Mietausweisung (Rechtsschutz nach Art. 257 ZPO) (Berufung gegen den Entscheid der Einzelrichterin am Kantonsgericht Zug vom 2. Juni 2026)

Rubrum

II. Zivilabteilung Z2 2026 46

Oberrichter A. Staub, Abteilungspräsident Oberrichter A. Sidler Oberrichter O. Fosco Gerichtsschreiber I. Cathry

Urteil vom 18. Juni 2026 [rechtskräftig]

in Sachen

Gesuchstellerin und Berufungsbeklagte,

gegen

Gesuchsgegnerin und Berufungsklägerin,

betreffend

Mietausweisung (Rechtsschutz nach Art. 257 ZPO) (Berufung gegen den Entscheid der Einzelrichterin am Kantonsgericht Zug vom 2. Juni 2026)

Rechtsbegehren

Gesuchsgegnerin und Berufungsklägerin

1. Der Entscheid des Kantonsgerichts Zug vom 2. Juni 2026 (ES 2026 451) sei vollumfänglich aufzuheben, und das Ausweisungsgesuch der Berufungsbeklagten sei abzuweisen.

2. Eventualiter sei die Sache zur Neubeurteilung an die Vorinstanz zurückzuweisen.

3. Prozessualer Antrag: Der vorliegenden Berufung sei die aufschiebende Wirkung zu erteilen bzw. zu belassen (Art. 315 Abs. 5 ZPO), und es sei der Vollzug der angeordneten Ausweisung (Räumung bis 22. Juni 2026, 12.00 Uhr) für die Dauer des Berufungsverfahrens superprovisorisch, d.h. ohne vorgängige Anhörung der Gegenpartei, aufzuschieben.

4. Unter Kosten- und Entschädigungsfolgen zulasten der Berufungsbeklagten.

Sachverhalt

1. Gemäss zwei befristeten Mietverträgen vom 1. Mai 2025 mietete die B.________ GmbH (nachfolgend: Gesuchsgegnerin) von der A.________ AG (nachfolgend: Gesuchstellerin) vom 1. Mai 2025 respektive 1. Juni 2025 bis zum 31. Dezember 2026 die Lagerflächen in den Hallen B & C an der ________ (Adresse) (nachfolgend: Mietobjekt) zu einem Brutto- Mietzins von insgesamt CHF 21'987.55 pro Monat (Vi act. 1/1-2).

2. Mit Einschreiben vom 12. Februar 2026 setzte die Gesuchstellerin der Gesuchsgegnerin eine Frist von 30 Tagen gemäss Art. 257d Abs. 1 OR, um den ausstehenden Mietzins für die Monate Januar und Februar 2026 zu begleichen, und drohte ihr gleichzeitig an, das Mietverhältnis bei unbenütztem Ablauf der Frist zu kündigen.

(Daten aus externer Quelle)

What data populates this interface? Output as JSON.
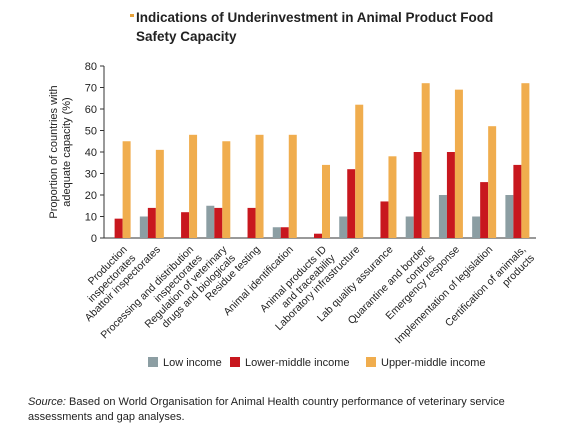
{
  "title": {
    "line1": "Indications of Underinvestment in Animal Product Food",
    "line2": "Safety Capacity"
  },
  "source": {
    "label": "Source:",
    "text": " Based on World Organisation for Animal Health country performance of veterinary service assessments and gap analyses."
  },
  "colors": {
    "low": "#8c9ea3",
    "lower_middle": "#c8171e",
    "upper_middle": "#f0ad4e"
  },
  "chart_data": {
    "type": "bar",
    "title": "Indications of Underinvestment in Animal Product Food Safety Capacity",
    "ylabel": "Proportion of countries with adequate capacity (%)",
    "ylabel_lines": [
      "Proportion of countries with",
      "adequate capacity (%)"
    ],
    "ylim": [
      0,
      80
    ],
    "yticks": [
      0,
      10,
      20,
      30,
      40,
      50,
      60,
      70,
      80
    ],
    "grid": false,
    "legend_position": "bottom",
    "categories": [
      [
        "Production",
        "inspectorates"
      ],
      [
        "Abattoir inspectorates"
      ],
      [
        "Processing and distribution",
        "inspectorates"
      ],
      [
        "Regulation of veterinary",
        "drugs and biologicals"
      ],
      [
        "Residue testing"
      ],
      [
        "Animal identification"
      ],
      [
        "Animal products ID",
        "and traceability"
      ],
      [
        "Laboratory infrastructure"
      ],
      [
        "Lab quality assurance"
      ],
      [
        "Quarantine and border",
        "controls"
      ],
      [
        "Emergency response"
      ],
      [
        "Implementation of legislation"
      ],
      [
        "Certification of animals,",
        "products"
      ]
    ],
    "series": [
      {
        "name": "Low income",
        "color": "#8c9ea3",
        "values": [
          0,
          10,
          0,
          15,
          0,
          5,
          0,
          10,
          0,
          10,
          20,
          10,
          20
        ]
      },
      {
        "name": "Lower-middle income",
        "color": "#c8171e",
        "values": [
          9,
          14,
          12,
          14,
          14,
          5,
          2,
          32,
          17,
          40,
          40,
          26,
          34
        ]
      },
      {
        "name": "Upper-middle income",
        "color": "#f0ad4e",
        "values": [
          45,
          41,
          48,
          45,
          48,
          48,
          34,
          62,
          38,
          72,
          69,
          52,
          72
        ]
      }
    ]
  }
}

Das Einschreiben wurde der Gesuchsgegnerin am 13. Februar 2026 zugestellt (Vi act. 1/3). Die Gesuchsgegnerin zahlte den Ausstand nicht. Mit amtlichem Formular, datierend vom 17. März 2026, kündigte die Gesuchstellerin die Mietverträge ausserordentlich auf den 30. April 2026 wegen Zahlungsverzugs. Die per Einschreiben verschickte Sendung wurde allerdings erst am 15. April 2026 zur Post gegeben und der Gesuchsgegnerin am 16. April 2026 zugestellt (Vi act. 1/4).

3. Mit Eingabe vom 1. Mai 2026 stellte die Gesuchstellerin beim Kantonsgericht Zug, Einzelrichterin, das vorliegende Gesuch um Mietausweisung (Vi act. 1). Die Gesuchsgegnerin nahm am 11. Mai 2026 Stellung. Darin stellte sie die Bezahlung des Ausstands in Aussicht (Vi act. 4). Die Parteien reichten je eine weitere Eingabe ein (Vi act. 6 und 8). Mit Entscheid vom 2. Juni 2026 wurde die Gesuchsgegnerin angewiesen, die gemieteten Räumlichkeiten Halle B & C an der ________ (Adresse) bis spätestens Montag, 22. Juni 2026, 12.00 Uhr, zu räumen und der Gesuchstellerin zu übergeben. Die Entscheidgebühr von CHF 1'200.00 auferlegte sie der Gesuchsgegnerin (Vi act. 9).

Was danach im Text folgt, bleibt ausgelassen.